タイムチケットが好調に売れていく中で、自分でもなぜ「言葉づくり」ができているのか分からない状態が続いた。ネーミングや言葉のスキルは磨きたいが、そのために必要な技術はなんなのか。それに気づいたのは、タイムチケットの販売数が100枚に近づいたときだった。
100枚売れてきたあたりから、いいものができたときの共通点が見えてきました。それは、ネーミングやキャッチコピーを考えている30分間、「自分だけでなく相手も同じように疲れさせることができたとき」だったんです。
30分の中でアイディアを出さなければならないというのは、かなりのプレッシャーがある。もちろん自分は疲れるが、同時に依頼主にも汗をかいてもらったとき、「いい言葉」が生まれるという。
大切なのは、言葉づくりの技術ではなく、“ファシリテーション力” だと気づいた。いかに“共同作業の場” をつくれるか。「自分の専門性はどこにあるのか?」試行錯誤をしながらタイムチケットを売り続けた結果の発見だった。
本当に30分でネーミングは生まれるのか?「リーンな共創」を体験してみた
「言葉のプロではない」という加来氏だが、これまで420枚ものタイムチケットを販売してきた。購入者からは、「最高でした! 魔法にかかったような30分でした!」「自分だけにしかないキャッチコピーになり本当に満足120%です」といったレビューが多く寄せられている。果たして、30分でネーミングを考えるとはどんな技なのか?ぜひその感動を体験したい、ということで、キャリコネ編集部でも新しいサービスのネーミングを依頼してみた。
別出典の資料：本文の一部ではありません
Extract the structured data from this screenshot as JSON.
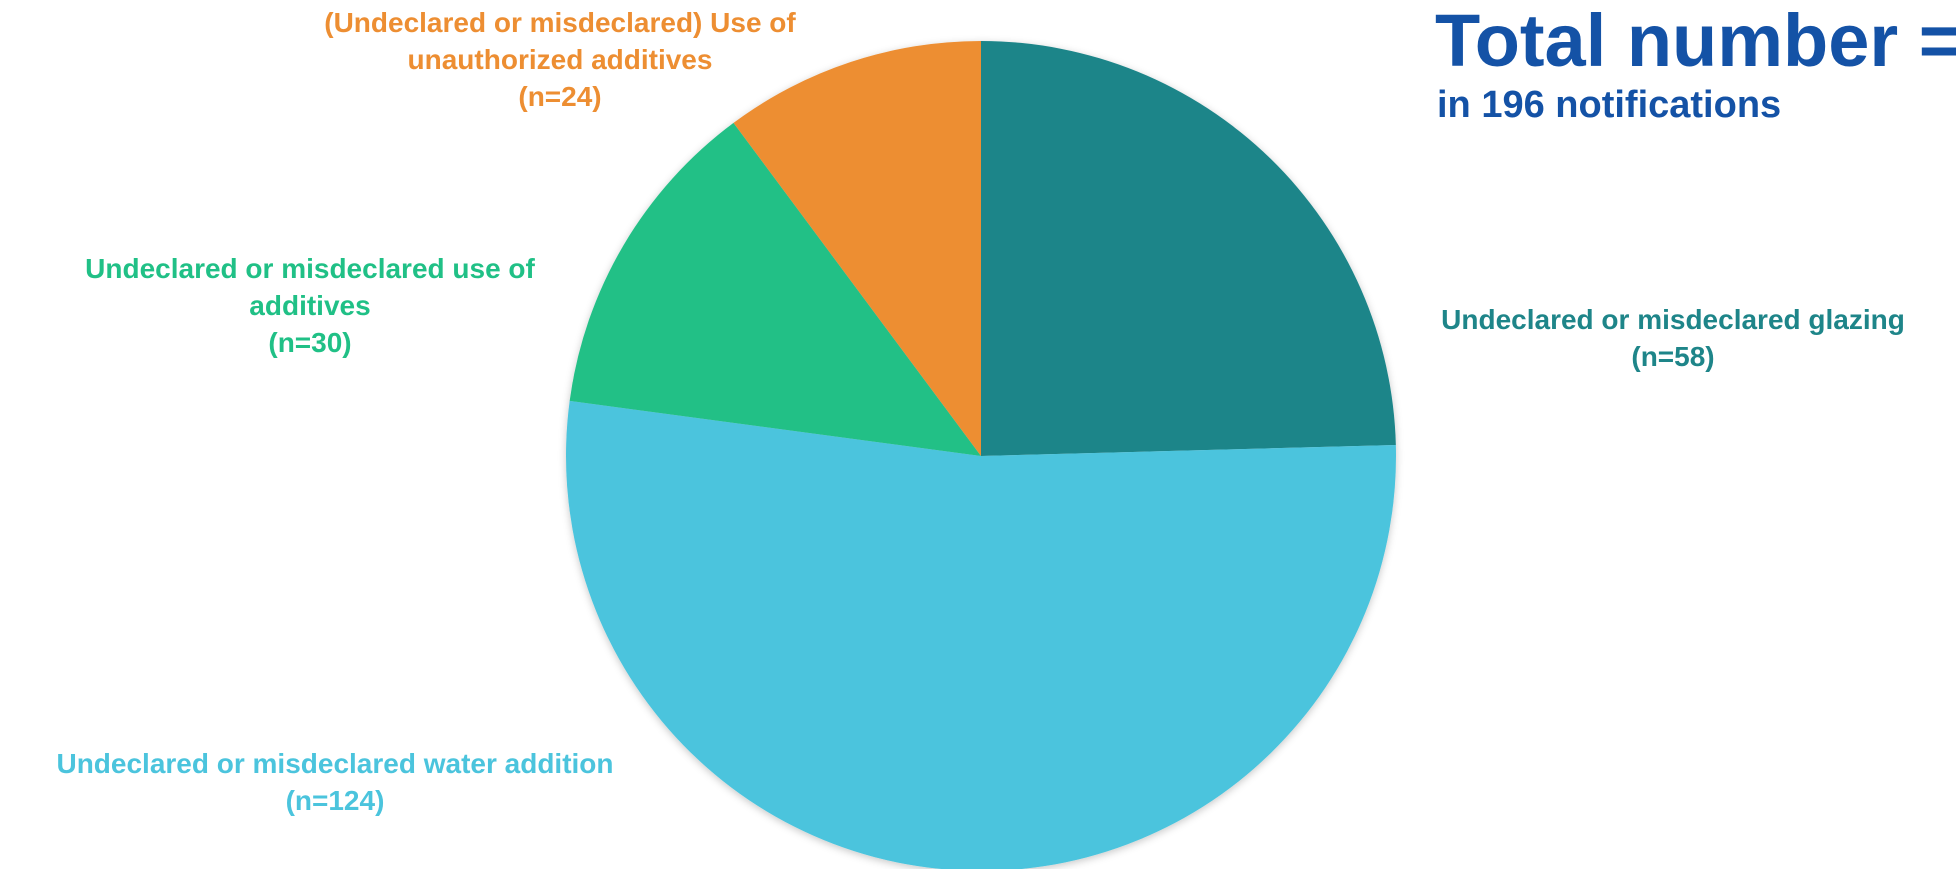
{
  "header": {
    "title": "Total number =",
    "subtitle": "in 196 notifications"
  },
  "colors": {
    "title": "#1452a6"
  },
  "chart_data": {
    "type": "pie",
    "start_angle_deg": 0,
    "direction": "clockwise",
    "slices": [
      {
        "name": "Undeclared or misdeclared glazing",
        "value": 58,
        "lines": [
          "Undeclared or misdeclared glazing"
        ],
        "count_label": "(n=58)",
        "color": "#1e8589"
      },
      {
        "name": "Undeclared or misdeclared water addition",
        "value": 124,
        "lines": [
          "Undeclared or misdeclared water addition"
        ],
        "count_label": "(n=124)",
        "color": "#4bc4dd"
      },
      {
        "name": "Undeclared or misdeclared use of additives",
        "value": 30,
        "lines": [
          "Undeclared or misdeclared use of",
          "additives"
        ],
        "count_label": "(n=30)",
        "color": "#20c086"
      },
      {
        "name": "(Undeclared or misdeclared) Use of unauthorized additives",
        "value": 24,
        "lines": [
          "(Undeclared or misdeclared) Use of",
          "unauthorized additives"
        ],
        "count_label": "(n=24)",
        "color": "#ed8e32"
      }
    ]
  }
}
オンライン会議で簡単に自己紹介を済ませ、今回ネーミングとタグラインを依頼したいサービスの内容を伝える。ちなみに事前に資料などは共有していない。開始から約5分、おもむろに加来氏が「例えばこんな感じでは?」とスライドを映し出す。いったいいつの間に考えていたのだ?というスピード感に一同驚きながら、その案を土台に、このサービスで目指したい世界や競合との差別ポイントなどをつたない言葉で補足していく。
すると、「なるほど。そうであれば…これはどうですか?」とその場で2枚目のスライドにタイピングを始めた。そこに並べられたのは、自分たちの頭の中にはなかったワード。しばしポカンと沈黙が続いた後、「それかも。いや、それでいこう!」と、まさに「それだ!」感のあるネーミングが開始から10分もたたずに決定してしまった。続けて、ダラダラとした単なる説明文になっていたタグラインも、きれいな1行にまとめていただき、その時点で開始から約20分。できてしまえば、とてもシンプルな言葉になった。しかし、そこには我々の「思い」がぴったりと表されていた。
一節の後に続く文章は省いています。